An American man in a foreign tongue in Casa De Mi Padre (My Father’s house)

By Jenny Alvarez

Photos by Alfonso De Elias

 

 

 

 

 

 

 

 

 

 

This film is coming out in theaters March 16th. If you want to watch a 2 hour Spanish movie with English subtitles, you will get to focused on The Alvarez brothers who are searching for a way to save their father’s ranch, but they find themselves in a war with Mexican drug lord. Armando’s younger brother Raul (Diego Luna) shows up with his new fiancée, Sonia (Genesis Rodriguez). Then they will find themselves in a war with Mexico’s most feared drug lord, the mighty Onza (Gael Garcia Bernal). However, is not the best film that I have seen, its humor is rude social criticism. Will Ferrell is unfamiliar with this type of Spanish soap opera, but a good point is that he tried to speak in Spanish (although it was by memorization). On the other hand, Director Matt Piedmont plays it silly, thanks to the use of miniatures and puppets, fake animals, and life-size dolls. Hilarious? Not exactly, it was odd and silly.

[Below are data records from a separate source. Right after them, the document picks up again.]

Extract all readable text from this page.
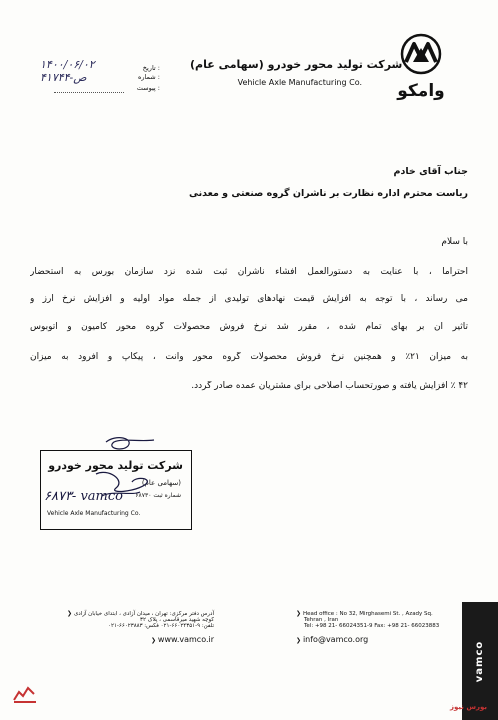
وامکو
شرکت تولید محور خودرو (سهامی عام)
Vehicle Axle Manufacturing Co.
تاریخ :
۱۴۰۰/۰۶/۰۲
شماره :
ص-۴۱۷۴۴
پیوست :
جناب آقای خادم
ریاست محترم اداره نظارت بر ناشران گروه صنعتی و معدنی
با سلام
احتراماً ، با عنایت به دستورالعمل افشاء ناشران ثبت شده نزد سازمان بورس به استحضار
می رساند ، با توجه به افزایش قیمت نهادهای تولیدی از جمله مواد اولیه و افزایش نرخ ارز و
تاثیر آن بر بهای تمام شده ، مقرر شد نرخ فروش محصولات گروه محور کامیون و اتوبوس
به میزان ۲۱٪ و همچنین نرخ فروش محصولات گروه محور وانت ، پیکاپ و آفرود به میزان
۴۲ ٪ افزایش یافته و صورتحساب اصلاحی برای مشتریان عمده صادر گردد.
شرکت تولید محور خودرو
(سهامی عام)
شماره ثبت ۶۸۷۳۰
Vehicle Axle Manufacturing Co.
۶۸۷۳- vamco
❯ Head office : No 32, Mirghasemi St. , Azady Sq.
Tehran , Iran
Tel: +98 21- 66024351-9 Fax: +98 21- 66023883
❯ info@vamco.org
آدرس دفتر مرکزی: تهران ، میدان آزادی ، ابتدای خیابان آزادی ❮
کوچه شهید میرقاسمی ، پلاک ۳۲
تلفن: ۹-۶۶۰۲۴۳۵۱-۰۲۱ فکس: ۶۶۰۲۳۸۸۳-۰۲۱
www.vamco.ir ❮	vamco
بورس نیوز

Casa De Mi Padre also provides a smart, humorous display about complex U.S. and Mexican relations and a subliminal message about family, love, unity, struggles and odd relations between two nations that go beyond border-crossing, expanding its repertoire to other ethnic stereotypes. Even Cristina Aguilera sings the little track at the beginning of the movie, the script of this Mexican ‘telenovela’ soap is really bad and the dialogue made me smile just a little, due is terrible and others may feel the same way. Certainly, it’s an homage to the Mexican spaghetti western with many mistakes and overacting but is a good opportunity to analyze life is a satire full of complexity and the idea for this film was brilliant!